Ottawa’s housing plan isn’t bold enough to deal with the issue of chronic undersupply

Chrystia Freeland bought a brand new pair of shoes last week, as is tradition for the finance minister when the government introduces a budget, and Canadians are wondering what sort of tracks Freeland the Liberal-NDP “agreement” will be leaving on their day-to-day lives. The 304-page document has a lot to unpack, and plenty of policy changes that will impact consumers.

On the positive side, the federal government has repealed the excise tax on non-alcoholic beer. Yes, you read that right, there was a sin tax on alcohol-free beer. This is a big win for health-conscious consumers, and those who advocate for the principles of harm reduction. Alcohol-free beer doesn’t carry the same risks as traditional beer, so it was always nonsensical that the government would sin-tax these products.

Unfortunately though, the federal government’s smart approach to harm reduction and risk-based tax policy took a quick U-Turn on the topic of vaping. The federal government will implement a new tax on vaping at $1 per 2mL for vape liquid containers less than 10mL; $5 for containers larger than 10mL; and $1 for every additional 10 mL. This is incredibly problematic from a harm-reduction perspective because vaping products are a useful tool for smokers trying to quit, and 95 per cent less harmful than cigarettes according to Public Health England. Scaling taxes up on vaping liquids makes these reduced-risk products more expensive, and thus less attractive for smokers trying to quit. The harder we make it for smokers to access vape products, the more likely they are to continue smoking, and no one wins in that scenario.

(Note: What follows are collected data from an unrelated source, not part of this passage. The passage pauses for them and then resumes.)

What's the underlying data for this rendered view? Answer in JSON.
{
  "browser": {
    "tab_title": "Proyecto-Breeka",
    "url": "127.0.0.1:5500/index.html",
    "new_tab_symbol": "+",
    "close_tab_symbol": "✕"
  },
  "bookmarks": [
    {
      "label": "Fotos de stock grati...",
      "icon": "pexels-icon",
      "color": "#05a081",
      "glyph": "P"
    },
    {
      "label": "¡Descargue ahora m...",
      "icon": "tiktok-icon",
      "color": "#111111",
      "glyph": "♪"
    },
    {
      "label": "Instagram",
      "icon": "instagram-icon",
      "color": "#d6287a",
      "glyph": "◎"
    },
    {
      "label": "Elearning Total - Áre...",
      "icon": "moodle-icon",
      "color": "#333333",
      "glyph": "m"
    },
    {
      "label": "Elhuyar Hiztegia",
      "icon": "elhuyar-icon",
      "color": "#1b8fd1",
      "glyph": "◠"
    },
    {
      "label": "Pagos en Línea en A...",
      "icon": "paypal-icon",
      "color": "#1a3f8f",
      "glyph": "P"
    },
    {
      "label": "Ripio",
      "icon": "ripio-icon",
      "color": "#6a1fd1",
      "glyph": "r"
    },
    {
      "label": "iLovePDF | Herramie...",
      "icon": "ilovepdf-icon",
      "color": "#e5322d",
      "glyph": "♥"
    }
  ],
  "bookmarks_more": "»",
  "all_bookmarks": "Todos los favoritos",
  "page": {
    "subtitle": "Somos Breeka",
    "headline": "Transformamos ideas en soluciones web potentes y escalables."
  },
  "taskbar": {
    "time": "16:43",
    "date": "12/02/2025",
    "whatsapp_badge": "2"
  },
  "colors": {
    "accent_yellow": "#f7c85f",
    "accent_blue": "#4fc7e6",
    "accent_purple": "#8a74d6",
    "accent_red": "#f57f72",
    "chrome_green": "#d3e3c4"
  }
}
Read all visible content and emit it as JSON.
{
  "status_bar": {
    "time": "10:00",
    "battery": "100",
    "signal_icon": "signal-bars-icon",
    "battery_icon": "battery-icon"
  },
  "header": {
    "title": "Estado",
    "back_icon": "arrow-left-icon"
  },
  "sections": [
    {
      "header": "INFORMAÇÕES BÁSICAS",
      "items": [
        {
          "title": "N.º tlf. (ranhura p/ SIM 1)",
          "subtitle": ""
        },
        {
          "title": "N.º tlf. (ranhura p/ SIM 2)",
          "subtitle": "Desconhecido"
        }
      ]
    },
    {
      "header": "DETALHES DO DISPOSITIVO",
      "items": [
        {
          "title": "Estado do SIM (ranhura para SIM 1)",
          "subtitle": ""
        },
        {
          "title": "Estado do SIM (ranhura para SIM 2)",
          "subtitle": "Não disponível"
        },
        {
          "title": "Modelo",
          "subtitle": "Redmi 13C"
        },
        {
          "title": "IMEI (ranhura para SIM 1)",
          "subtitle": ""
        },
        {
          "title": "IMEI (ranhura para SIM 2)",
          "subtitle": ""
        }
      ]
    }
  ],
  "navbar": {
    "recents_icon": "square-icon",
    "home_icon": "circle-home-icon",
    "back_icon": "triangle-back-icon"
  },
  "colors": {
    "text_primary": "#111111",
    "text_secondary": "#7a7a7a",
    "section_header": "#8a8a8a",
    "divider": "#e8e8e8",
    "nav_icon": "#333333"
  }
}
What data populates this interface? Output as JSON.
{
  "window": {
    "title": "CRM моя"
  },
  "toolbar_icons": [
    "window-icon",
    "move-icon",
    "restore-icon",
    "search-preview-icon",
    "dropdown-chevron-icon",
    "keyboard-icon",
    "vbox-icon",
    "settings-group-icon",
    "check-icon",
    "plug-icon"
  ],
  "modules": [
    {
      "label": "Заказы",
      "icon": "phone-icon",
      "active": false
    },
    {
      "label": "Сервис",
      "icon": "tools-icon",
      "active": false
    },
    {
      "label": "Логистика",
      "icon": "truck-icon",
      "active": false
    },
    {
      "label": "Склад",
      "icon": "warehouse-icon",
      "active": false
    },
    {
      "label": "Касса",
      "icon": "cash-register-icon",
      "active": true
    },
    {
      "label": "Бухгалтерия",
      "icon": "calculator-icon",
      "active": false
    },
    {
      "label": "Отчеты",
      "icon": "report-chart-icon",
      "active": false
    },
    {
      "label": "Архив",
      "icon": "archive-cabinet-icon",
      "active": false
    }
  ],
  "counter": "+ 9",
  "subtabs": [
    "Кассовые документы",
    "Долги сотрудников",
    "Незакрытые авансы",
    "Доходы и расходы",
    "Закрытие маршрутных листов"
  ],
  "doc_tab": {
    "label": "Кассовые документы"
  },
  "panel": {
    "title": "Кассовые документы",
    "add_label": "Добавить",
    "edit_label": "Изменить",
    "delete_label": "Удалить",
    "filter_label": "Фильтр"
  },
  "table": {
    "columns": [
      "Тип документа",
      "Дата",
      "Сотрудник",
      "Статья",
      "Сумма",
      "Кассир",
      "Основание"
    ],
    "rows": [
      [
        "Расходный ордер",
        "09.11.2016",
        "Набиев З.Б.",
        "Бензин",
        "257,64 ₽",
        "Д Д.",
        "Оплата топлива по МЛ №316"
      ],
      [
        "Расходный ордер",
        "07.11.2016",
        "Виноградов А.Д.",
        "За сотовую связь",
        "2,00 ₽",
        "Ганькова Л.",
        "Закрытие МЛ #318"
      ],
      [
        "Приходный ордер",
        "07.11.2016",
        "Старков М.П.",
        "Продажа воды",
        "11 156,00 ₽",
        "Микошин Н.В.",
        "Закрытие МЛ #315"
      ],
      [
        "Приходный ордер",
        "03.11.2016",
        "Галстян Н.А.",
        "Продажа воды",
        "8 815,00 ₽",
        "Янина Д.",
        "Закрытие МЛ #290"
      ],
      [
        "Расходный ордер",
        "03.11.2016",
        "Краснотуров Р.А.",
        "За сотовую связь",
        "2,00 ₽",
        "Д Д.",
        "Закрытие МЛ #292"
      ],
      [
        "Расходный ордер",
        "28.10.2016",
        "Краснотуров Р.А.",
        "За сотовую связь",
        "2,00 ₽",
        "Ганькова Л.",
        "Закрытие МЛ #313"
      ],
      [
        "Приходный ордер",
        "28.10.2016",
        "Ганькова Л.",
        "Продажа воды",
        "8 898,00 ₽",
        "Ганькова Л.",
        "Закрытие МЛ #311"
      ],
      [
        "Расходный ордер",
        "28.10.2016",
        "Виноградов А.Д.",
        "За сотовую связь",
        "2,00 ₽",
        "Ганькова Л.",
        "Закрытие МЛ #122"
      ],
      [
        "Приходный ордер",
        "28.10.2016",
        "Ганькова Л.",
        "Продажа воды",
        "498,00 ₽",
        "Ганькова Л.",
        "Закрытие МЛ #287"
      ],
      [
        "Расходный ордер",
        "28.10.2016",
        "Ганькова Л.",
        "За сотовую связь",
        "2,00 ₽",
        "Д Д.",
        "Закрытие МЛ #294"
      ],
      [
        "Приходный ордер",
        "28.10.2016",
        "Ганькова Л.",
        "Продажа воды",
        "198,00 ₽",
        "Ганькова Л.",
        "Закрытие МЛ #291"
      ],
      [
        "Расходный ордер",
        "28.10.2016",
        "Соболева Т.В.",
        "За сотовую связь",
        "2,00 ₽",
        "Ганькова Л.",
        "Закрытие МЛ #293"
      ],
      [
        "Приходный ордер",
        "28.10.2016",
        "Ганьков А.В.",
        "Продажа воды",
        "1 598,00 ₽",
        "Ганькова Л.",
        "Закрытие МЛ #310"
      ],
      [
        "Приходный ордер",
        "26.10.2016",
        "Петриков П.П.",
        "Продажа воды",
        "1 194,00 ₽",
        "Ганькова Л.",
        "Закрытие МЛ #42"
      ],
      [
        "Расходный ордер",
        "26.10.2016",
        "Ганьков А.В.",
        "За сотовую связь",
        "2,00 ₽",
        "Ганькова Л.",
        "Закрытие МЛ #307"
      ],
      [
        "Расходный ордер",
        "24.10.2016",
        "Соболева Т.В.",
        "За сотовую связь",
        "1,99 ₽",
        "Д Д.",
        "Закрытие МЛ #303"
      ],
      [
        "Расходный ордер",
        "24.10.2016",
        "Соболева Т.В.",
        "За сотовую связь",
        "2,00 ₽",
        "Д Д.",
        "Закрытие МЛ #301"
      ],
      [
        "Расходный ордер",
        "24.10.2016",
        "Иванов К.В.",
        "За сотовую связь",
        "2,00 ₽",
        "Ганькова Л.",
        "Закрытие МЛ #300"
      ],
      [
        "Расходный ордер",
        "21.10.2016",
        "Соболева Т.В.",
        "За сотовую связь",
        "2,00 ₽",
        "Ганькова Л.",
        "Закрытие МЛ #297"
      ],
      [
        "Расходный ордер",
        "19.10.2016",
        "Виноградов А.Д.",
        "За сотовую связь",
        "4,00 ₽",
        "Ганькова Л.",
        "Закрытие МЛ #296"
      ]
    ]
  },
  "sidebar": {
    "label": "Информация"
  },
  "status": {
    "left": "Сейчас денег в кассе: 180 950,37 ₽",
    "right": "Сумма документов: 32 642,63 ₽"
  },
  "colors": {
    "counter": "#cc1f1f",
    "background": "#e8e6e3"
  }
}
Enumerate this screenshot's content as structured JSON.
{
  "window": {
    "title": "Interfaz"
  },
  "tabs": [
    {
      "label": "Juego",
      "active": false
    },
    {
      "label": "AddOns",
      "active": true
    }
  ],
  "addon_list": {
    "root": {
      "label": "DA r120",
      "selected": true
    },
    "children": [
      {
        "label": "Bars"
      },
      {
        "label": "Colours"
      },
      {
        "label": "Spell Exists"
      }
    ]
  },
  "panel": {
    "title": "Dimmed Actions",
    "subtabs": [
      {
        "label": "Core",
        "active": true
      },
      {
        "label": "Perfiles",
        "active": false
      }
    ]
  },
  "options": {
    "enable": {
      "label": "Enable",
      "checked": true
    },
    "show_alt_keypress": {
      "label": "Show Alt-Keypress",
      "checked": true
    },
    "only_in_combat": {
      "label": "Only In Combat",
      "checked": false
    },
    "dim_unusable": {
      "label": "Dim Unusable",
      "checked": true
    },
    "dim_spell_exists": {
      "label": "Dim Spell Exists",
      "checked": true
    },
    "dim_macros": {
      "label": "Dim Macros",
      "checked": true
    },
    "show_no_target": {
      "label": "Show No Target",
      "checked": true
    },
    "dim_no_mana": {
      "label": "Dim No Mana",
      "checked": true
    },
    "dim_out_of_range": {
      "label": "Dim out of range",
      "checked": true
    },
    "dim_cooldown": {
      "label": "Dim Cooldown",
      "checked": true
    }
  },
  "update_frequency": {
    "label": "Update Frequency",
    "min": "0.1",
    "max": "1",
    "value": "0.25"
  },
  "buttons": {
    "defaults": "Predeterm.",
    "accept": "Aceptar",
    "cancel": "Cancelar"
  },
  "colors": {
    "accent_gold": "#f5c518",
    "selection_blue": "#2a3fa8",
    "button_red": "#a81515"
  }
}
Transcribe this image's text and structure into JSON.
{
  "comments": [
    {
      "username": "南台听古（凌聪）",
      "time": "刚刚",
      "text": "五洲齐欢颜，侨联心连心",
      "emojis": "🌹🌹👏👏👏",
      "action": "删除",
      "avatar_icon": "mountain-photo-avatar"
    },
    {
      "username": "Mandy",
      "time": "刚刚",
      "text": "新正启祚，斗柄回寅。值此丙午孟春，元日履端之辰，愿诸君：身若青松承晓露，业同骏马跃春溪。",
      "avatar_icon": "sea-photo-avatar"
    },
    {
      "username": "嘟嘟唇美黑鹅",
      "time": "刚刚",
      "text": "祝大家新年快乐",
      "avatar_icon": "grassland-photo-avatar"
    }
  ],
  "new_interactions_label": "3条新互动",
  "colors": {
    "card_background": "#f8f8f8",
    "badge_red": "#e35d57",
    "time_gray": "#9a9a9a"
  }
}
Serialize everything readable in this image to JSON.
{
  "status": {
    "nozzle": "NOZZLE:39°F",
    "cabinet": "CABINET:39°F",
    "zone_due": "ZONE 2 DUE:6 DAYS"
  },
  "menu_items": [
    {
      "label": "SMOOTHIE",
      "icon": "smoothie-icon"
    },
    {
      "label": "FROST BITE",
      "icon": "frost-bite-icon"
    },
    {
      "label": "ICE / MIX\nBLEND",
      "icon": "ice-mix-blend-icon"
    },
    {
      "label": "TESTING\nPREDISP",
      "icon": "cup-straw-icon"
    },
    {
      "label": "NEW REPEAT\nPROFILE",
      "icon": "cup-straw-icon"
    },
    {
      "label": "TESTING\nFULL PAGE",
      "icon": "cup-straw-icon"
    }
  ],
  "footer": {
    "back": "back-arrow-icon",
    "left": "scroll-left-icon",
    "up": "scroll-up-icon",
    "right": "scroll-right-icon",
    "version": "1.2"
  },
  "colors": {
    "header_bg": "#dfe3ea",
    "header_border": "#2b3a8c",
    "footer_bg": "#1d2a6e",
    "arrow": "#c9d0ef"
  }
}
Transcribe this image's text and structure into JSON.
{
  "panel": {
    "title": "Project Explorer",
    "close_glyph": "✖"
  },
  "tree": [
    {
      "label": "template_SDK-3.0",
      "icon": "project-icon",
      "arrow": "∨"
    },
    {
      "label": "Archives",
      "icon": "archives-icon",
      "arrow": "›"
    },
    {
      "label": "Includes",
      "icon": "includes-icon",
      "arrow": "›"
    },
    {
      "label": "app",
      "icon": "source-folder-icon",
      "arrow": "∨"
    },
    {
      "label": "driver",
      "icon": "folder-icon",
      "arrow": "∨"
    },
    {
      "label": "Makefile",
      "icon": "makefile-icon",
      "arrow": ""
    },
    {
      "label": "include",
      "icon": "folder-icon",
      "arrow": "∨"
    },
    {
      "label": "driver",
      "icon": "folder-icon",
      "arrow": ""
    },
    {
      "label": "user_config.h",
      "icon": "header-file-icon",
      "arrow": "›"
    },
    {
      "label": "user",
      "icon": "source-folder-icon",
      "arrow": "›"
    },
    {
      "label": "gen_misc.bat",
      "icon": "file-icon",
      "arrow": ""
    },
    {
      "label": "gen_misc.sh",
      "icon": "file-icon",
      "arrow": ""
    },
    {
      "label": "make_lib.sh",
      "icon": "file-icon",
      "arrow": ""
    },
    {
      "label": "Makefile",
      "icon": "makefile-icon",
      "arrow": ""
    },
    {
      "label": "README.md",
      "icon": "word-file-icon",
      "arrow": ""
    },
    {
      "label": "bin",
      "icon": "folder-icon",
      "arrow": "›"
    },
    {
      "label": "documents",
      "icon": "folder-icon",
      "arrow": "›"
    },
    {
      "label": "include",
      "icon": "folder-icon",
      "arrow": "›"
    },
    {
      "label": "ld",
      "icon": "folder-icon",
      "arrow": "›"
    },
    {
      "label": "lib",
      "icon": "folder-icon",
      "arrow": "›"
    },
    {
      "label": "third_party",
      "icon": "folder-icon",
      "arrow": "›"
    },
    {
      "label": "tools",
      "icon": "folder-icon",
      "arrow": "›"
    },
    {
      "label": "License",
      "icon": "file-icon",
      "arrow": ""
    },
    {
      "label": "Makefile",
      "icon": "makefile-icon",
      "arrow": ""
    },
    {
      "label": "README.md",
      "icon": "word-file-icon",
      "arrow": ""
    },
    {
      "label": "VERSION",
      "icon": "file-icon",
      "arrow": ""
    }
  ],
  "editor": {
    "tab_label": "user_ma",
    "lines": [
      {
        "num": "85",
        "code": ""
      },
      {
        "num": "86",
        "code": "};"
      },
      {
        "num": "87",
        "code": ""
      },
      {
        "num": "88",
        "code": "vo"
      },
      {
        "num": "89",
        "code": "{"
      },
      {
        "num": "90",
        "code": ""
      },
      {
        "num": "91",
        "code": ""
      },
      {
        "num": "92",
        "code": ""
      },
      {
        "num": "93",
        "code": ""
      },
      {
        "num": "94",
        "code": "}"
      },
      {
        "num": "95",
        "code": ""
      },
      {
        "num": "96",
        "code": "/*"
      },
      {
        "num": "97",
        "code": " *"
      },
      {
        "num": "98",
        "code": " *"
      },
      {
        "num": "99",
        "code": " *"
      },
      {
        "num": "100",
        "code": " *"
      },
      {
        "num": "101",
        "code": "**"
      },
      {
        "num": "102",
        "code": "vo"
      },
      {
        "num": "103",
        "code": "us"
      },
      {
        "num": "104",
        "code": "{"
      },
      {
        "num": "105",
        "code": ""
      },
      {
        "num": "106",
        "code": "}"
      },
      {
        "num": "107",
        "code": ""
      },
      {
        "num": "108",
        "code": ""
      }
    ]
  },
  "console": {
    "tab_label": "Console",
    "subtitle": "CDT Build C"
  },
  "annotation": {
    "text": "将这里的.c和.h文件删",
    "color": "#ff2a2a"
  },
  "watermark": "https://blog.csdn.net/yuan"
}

On housing affordability, which is the most pressing issue for millennial Canadians, the Liberals are a day late and a dollar short. Unfortunately for millennials priced out of the housing market, like myself, the government’s housing plan is not bold enough to effectively deal with the issue of chronic undersupply.

They’ve proposed a ban on blind bidding, which has already been shown to have no impact on prices and does nothing to increase supply. Their foreign-buyer ban is yet another policy that is attempting to tinker with demand, without addressing supply. And while some of Ottawa’s response will allow for consumers to save more, like the Tax-Free First Home Savings Account, these tax policy changes also do nothing to increase the supply of housing.

The only supply side policy the federal government has announced is its earmark for communities that grow at a quicker pace than the historical average. The government’s own estimate forecasts that this could result in 100,000 new homes by 2025, but the problem is that Ontario alone needs another 650,000 new homes just to get to the national average, which wouldn’t be much to celebrate considering that Canada ranks dead last in the G7 for housing units per 1,000 people.

And while a rate increase will certainly help dampen unprecedented home price inflation, the real policy solution here is zoning reform. The federal government could have quite easily tied federal funding for affordable housing and public infrastructure to density goals, with zoning reform as the core mechanism to achieve it. This would be broadly similar to the recent childcare agreements which involve the transfer of federal dollars in exchange for a set of provincial deliverables. On housing, it looks like millennial consumers will be left waiting — at least until 2025 when the Liberal-NDP agreement expires — for meaningful policy change.